Trials draw you closer or make you drift away

We all have trials in our lives.

One time I was personally involved in a real life court trial. Someone did something they shouldn’t have done, charges were brought against them, and I was asked to give my account of what happened. The person against whom charges were brought had a lawyer who knew how to spin a tale, and thus they were let off the hook. But it was quite the scene. Lawyers really do say things like, “Objection, hearsay…”

Judges really do say, “Sustained,” or “Overruled.” Not quite as dramatic as Law and Order, but shows like that capture the essence of a courtroom.

I hope beyond hope that is the only trial in a courtroom I’m ever involved in.

But I’ve had many other trials over the years. Not where one person is accusing another, and a judge or jury is deciding on whether a party is guilty or not. I’ve been accused of things, sometimes fairly, sometimes not and have been found “guilty” in the court of the minds of people immediately surrounding me.

I’ve endured many injustices in my life; but have also been the recipient of some lucky breaks that quite frankly I didn’t deserve or see coming.

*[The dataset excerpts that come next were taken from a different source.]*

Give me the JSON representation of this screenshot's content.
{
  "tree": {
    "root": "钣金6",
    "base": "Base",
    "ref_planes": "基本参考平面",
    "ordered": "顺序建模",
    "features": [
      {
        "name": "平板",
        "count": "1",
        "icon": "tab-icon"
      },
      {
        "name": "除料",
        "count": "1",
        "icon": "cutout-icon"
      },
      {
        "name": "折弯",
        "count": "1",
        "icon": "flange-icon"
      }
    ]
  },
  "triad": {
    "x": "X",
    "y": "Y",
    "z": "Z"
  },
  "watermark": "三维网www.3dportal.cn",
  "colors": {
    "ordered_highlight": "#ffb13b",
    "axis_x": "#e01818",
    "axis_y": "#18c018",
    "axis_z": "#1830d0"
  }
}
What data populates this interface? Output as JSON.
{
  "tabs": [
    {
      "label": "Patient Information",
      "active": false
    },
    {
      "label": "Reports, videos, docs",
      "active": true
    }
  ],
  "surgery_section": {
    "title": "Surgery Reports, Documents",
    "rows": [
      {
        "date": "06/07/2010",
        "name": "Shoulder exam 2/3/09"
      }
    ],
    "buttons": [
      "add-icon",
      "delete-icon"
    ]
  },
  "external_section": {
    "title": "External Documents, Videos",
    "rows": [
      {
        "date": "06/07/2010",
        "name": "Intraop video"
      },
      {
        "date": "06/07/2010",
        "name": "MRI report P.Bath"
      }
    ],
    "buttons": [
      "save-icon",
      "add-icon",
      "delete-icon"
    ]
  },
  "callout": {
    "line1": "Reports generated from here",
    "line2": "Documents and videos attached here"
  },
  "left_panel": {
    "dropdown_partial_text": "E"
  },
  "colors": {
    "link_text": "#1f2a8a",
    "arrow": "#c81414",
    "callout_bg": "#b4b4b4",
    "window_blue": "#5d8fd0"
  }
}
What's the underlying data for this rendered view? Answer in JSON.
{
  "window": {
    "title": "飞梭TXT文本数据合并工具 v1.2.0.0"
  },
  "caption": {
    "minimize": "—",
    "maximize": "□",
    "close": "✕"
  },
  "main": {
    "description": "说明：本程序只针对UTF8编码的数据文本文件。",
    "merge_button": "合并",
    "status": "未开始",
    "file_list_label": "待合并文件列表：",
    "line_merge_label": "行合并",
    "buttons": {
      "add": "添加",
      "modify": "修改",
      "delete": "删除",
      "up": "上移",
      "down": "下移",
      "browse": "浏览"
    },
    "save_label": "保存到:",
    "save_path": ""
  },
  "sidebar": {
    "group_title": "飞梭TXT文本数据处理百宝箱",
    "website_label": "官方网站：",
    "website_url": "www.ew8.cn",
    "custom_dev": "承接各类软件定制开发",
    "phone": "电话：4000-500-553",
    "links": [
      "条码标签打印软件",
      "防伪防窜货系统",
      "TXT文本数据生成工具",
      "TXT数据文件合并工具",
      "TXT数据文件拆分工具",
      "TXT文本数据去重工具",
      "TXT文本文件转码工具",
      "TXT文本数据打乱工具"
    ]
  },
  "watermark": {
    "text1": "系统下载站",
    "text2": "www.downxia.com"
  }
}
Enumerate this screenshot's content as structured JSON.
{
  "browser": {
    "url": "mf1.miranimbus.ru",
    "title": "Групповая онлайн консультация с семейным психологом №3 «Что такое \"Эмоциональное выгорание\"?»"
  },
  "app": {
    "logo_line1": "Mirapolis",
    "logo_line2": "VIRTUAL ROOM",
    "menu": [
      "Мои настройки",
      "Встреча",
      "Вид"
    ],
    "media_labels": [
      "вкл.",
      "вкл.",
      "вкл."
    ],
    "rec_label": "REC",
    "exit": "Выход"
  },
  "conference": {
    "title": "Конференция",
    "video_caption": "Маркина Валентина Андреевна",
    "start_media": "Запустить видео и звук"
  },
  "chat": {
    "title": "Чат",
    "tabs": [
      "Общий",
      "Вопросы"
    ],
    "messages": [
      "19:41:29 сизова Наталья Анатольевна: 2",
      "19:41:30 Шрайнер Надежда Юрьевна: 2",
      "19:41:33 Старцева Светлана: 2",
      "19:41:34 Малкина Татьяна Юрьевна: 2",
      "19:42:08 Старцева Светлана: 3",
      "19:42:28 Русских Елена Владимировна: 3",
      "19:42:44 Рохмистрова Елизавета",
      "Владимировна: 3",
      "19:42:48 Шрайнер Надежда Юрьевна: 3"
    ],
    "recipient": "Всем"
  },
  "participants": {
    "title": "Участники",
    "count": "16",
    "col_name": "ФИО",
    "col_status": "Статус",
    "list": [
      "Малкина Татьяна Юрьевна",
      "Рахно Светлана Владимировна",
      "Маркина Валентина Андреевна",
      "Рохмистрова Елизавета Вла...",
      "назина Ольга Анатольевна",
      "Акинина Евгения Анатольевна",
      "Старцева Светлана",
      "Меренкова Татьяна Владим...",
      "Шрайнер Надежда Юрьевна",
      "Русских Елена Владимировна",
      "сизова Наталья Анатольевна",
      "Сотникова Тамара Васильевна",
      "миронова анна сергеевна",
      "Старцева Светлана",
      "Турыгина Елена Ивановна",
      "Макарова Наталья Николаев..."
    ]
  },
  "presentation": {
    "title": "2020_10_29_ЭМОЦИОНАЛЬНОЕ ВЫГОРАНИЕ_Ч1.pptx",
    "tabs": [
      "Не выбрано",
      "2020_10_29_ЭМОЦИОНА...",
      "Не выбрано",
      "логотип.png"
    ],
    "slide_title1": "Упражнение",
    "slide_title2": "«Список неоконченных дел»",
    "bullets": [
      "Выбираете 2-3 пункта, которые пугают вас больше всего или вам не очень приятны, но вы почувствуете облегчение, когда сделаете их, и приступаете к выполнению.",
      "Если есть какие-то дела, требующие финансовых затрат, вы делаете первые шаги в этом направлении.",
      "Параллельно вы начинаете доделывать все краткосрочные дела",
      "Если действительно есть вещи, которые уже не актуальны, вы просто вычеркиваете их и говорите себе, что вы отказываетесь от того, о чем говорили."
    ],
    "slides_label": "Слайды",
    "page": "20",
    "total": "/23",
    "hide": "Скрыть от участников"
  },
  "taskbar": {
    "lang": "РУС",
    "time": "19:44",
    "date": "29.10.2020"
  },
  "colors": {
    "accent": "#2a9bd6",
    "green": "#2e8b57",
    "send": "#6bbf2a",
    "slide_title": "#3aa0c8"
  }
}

The thing about these trials we endure is they have an effect of either drawing you close to your goal or drifting away from it – sometimes breaking away from it completely.

But you’ll never be the same coming away from it.

Trials bring clarity to our intentions and our commitments. When Sana and I encountered several lengthy delays while her immigrant visa was processing, we both had a decision to make. Is this going to make or break us? We chose to use the trial to bring us closer together. Now that she has her green card and has been in the U.S. for awhile, we’re going a whole new set of trials. I thought we’d be let off the hook after the drama with the visa, but that’s not how life works. And we have the same decision: to draw close or drift further apart.

That’s just life. Constantly choosing whether to pursue this relationship, that business opportunity. The trials are never fun, but they do bring clarity to our intentions.

Can you imagine a life where everything goes the way we think it should go? Not only would we be spoiled rotten, we’d be soft, lacking resilience. And life would be just plain boring!

Something something we know beyond a shadow of a doubt is the embodiment of our hopes and dreams for all timegoes away like a vapor. It’s disappointing for about five minutes (or five years), but then somehow our emotions magically change for the better. Welcome to being a human being. Sometimes “getting over” that disappointment takes real effort on our part, but at least we know where not to invest our life energy.

It’s easy to get preachy like this typing away on my laptop; but I speak from real experience, even while enduring trials that are ongoing in real time. If you read this in 2028, 5 years after I write this, the current trial will be over, and we’ll be enduring others.

One thing is for certain: the trials will never stop. Once you get through one, there’s another waiting in the wings. Sometimes the next trial doesn’t wait for you to finish the current one; it just announces itself and you’ve got to deal with it the best you know how.